The novel is about Etsuko, a Japanese woman living alone in England. In the not-too-distant past, her daughter Keiko has committed suicide by hanging herself. Her other daughter, Niki, who lives in London, has come for a visit and their relationship is distant and strained.
Much of the novel, however, is told in fragments of flashbacks to the time when Etsuko was first pregnant in Nagasaki, and made the acquaintance of an odd neighbor, Sachiko, and her even odder daughter, Mariko.
For much of the book, I was bored, putting it down and picking it up without any enthusiasm. But then quite abruptly the last couple of chapters throw the whole world into chaos. If you’ve read this, I need your help piecing it together, please.
Is Etsuko really Sachiko? Toward the end she speaks with Mariko as if she were, in fact, her mother and about to take her to America. Does that make Keiko Mariko? The appearance of ropes and the premonition of a girl hanging make this plausible if the narrator’s mentally ill and her narrative is confused.

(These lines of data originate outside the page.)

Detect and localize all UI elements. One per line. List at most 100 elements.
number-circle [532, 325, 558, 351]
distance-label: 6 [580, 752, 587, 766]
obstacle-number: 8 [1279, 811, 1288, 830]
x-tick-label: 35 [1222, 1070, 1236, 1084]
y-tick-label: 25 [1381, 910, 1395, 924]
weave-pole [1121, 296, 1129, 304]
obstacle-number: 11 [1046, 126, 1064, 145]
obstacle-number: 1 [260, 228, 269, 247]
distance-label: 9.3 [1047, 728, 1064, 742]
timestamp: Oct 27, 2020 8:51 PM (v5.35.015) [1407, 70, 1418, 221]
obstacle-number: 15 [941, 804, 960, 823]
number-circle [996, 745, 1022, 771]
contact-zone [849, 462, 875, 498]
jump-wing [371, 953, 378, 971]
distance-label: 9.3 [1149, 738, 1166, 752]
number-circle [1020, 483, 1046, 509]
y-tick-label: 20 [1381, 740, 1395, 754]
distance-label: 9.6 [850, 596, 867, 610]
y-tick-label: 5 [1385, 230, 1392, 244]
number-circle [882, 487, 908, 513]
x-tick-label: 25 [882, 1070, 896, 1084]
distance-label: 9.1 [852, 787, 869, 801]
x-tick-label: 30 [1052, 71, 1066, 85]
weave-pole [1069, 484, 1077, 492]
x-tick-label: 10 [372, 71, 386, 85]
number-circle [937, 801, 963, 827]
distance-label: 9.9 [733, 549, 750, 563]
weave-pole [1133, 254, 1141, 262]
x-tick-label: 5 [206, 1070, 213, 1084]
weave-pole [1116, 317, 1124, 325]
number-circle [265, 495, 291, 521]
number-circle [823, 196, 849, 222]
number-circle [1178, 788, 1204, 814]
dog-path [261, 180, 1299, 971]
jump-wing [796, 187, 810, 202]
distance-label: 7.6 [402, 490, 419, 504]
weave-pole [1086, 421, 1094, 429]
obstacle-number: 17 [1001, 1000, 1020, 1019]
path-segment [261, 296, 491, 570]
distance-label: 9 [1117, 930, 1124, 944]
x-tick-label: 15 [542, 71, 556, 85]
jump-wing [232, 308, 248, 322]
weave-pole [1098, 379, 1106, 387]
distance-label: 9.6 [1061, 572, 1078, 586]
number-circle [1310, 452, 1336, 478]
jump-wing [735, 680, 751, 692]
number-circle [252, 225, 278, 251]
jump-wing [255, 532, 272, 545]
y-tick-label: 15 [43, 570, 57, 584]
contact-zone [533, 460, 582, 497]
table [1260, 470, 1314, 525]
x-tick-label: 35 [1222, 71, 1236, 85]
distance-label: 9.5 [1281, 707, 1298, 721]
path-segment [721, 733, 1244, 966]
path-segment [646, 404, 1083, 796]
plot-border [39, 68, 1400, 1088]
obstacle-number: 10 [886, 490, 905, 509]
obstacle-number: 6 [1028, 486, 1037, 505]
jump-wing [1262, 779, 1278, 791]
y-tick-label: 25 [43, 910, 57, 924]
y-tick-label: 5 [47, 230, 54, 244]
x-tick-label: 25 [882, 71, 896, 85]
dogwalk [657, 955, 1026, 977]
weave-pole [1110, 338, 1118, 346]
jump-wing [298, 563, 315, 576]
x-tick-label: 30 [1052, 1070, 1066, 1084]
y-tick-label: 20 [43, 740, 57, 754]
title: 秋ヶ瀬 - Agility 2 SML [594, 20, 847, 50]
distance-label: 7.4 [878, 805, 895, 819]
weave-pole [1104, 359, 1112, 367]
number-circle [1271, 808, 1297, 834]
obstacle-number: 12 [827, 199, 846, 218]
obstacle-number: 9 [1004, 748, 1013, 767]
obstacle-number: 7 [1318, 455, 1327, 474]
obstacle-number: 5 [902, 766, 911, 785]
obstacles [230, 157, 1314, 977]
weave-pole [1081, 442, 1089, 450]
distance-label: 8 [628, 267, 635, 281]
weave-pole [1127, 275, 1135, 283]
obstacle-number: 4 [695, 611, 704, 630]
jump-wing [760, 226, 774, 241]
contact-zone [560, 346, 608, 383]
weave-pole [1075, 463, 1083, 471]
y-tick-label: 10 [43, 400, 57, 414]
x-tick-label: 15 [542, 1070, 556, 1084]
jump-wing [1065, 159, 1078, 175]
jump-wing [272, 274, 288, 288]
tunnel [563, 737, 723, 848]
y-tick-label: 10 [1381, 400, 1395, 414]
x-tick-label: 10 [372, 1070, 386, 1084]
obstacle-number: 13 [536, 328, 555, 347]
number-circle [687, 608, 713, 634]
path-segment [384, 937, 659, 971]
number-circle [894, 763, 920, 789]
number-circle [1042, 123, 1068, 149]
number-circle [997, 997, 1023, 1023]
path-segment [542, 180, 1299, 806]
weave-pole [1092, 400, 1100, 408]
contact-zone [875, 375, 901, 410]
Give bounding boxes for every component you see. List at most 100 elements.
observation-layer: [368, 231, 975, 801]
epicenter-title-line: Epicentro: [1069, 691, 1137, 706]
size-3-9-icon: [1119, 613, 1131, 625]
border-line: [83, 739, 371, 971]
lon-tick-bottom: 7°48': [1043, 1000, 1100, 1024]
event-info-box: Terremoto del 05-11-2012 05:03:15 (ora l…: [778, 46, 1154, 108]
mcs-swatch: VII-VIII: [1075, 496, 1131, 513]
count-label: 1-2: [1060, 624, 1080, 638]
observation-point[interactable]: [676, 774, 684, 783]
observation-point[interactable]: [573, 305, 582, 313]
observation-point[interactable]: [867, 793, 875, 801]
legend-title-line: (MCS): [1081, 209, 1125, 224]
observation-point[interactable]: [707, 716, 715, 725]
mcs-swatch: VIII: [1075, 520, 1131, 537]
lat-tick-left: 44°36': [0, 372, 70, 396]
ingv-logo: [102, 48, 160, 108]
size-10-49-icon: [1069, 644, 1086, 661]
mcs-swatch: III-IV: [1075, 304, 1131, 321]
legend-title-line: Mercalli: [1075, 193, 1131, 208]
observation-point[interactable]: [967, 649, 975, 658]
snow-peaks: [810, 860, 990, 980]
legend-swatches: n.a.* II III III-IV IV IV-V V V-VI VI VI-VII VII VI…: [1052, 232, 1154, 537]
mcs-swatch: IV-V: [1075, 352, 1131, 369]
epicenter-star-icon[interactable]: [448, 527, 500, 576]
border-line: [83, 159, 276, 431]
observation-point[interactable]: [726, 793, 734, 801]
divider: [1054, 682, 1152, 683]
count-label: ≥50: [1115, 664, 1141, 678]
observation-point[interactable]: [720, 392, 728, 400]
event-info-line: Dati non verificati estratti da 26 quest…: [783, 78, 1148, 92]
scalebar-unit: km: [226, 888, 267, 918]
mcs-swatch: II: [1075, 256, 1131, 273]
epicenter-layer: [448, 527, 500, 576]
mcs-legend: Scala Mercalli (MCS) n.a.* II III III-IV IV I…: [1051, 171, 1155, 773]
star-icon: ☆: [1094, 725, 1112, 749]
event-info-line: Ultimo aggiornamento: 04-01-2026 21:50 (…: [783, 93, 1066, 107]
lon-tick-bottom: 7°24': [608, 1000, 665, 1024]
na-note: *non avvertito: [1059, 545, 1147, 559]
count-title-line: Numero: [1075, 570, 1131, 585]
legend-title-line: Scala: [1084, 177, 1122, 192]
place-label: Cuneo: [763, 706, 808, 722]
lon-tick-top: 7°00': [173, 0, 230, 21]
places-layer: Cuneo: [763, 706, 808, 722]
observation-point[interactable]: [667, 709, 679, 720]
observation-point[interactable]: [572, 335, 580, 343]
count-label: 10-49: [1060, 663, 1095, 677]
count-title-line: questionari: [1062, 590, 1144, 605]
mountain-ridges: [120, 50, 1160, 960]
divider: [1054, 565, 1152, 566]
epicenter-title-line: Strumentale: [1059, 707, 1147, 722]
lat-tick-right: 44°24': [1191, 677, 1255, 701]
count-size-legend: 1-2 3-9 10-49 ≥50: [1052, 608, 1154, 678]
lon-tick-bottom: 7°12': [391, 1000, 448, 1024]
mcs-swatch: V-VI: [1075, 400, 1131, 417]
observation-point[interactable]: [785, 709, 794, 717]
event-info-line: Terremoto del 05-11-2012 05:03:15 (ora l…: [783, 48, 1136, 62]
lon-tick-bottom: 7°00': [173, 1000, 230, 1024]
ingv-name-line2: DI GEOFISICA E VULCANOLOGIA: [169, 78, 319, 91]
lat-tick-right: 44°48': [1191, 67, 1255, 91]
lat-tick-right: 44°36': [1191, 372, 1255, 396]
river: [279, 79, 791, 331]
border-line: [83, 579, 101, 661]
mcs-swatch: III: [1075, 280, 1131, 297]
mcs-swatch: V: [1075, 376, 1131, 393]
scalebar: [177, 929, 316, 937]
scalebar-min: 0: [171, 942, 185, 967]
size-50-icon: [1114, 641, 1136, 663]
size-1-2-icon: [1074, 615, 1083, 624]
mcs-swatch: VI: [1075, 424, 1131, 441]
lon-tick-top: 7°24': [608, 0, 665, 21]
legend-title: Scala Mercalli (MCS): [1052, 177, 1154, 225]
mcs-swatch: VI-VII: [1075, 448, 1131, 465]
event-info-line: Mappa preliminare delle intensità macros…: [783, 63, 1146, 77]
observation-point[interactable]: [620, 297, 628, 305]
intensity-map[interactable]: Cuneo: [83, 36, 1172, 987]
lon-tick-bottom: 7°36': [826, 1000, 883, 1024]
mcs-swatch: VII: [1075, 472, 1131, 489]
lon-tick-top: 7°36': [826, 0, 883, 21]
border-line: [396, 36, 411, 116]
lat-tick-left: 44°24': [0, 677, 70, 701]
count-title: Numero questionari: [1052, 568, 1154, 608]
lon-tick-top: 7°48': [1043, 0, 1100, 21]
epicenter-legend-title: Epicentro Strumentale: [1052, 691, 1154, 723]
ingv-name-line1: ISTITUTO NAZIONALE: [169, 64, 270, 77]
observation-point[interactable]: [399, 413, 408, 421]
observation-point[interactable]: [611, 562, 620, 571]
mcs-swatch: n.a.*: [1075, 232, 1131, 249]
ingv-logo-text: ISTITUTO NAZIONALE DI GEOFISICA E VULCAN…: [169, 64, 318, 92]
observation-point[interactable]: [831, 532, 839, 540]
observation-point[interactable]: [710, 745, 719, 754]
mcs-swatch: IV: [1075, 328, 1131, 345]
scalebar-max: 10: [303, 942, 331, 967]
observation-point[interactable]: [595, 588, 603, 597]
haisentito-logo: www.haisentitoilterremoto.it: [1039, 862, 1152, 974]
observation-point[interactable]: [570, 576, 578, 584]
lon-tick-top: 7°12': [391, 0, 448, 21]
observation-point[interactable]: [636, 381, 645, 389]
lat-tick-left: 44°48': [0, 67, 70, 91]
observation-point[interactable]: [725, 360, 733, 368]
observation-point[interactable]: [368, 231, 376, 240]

Or perhaps even more bizarre a possibility, is Etsuko the child murderer who has been keeping Nagasaki in a panic? Which means the girl hanging in her vision might actually have been Mariko. Several times Mariko seems genuinely frightened of Etsuko, who otherwise seems as non-frightening as one can be. But when Etsuko finds her late at night and Mariko keeps asking her why she has a rope, it certainly raises the possibility.
Did Keiko (Mariko?) actually kill herself, or was she murdered by Etsuko / Sachiko? This is one of those books where the author has left so much unclear that we can never know with certainty. This won’t be a favorite of mine, but it’s an interesting beginning for my long-term tour of all of Ishiguro’s novels.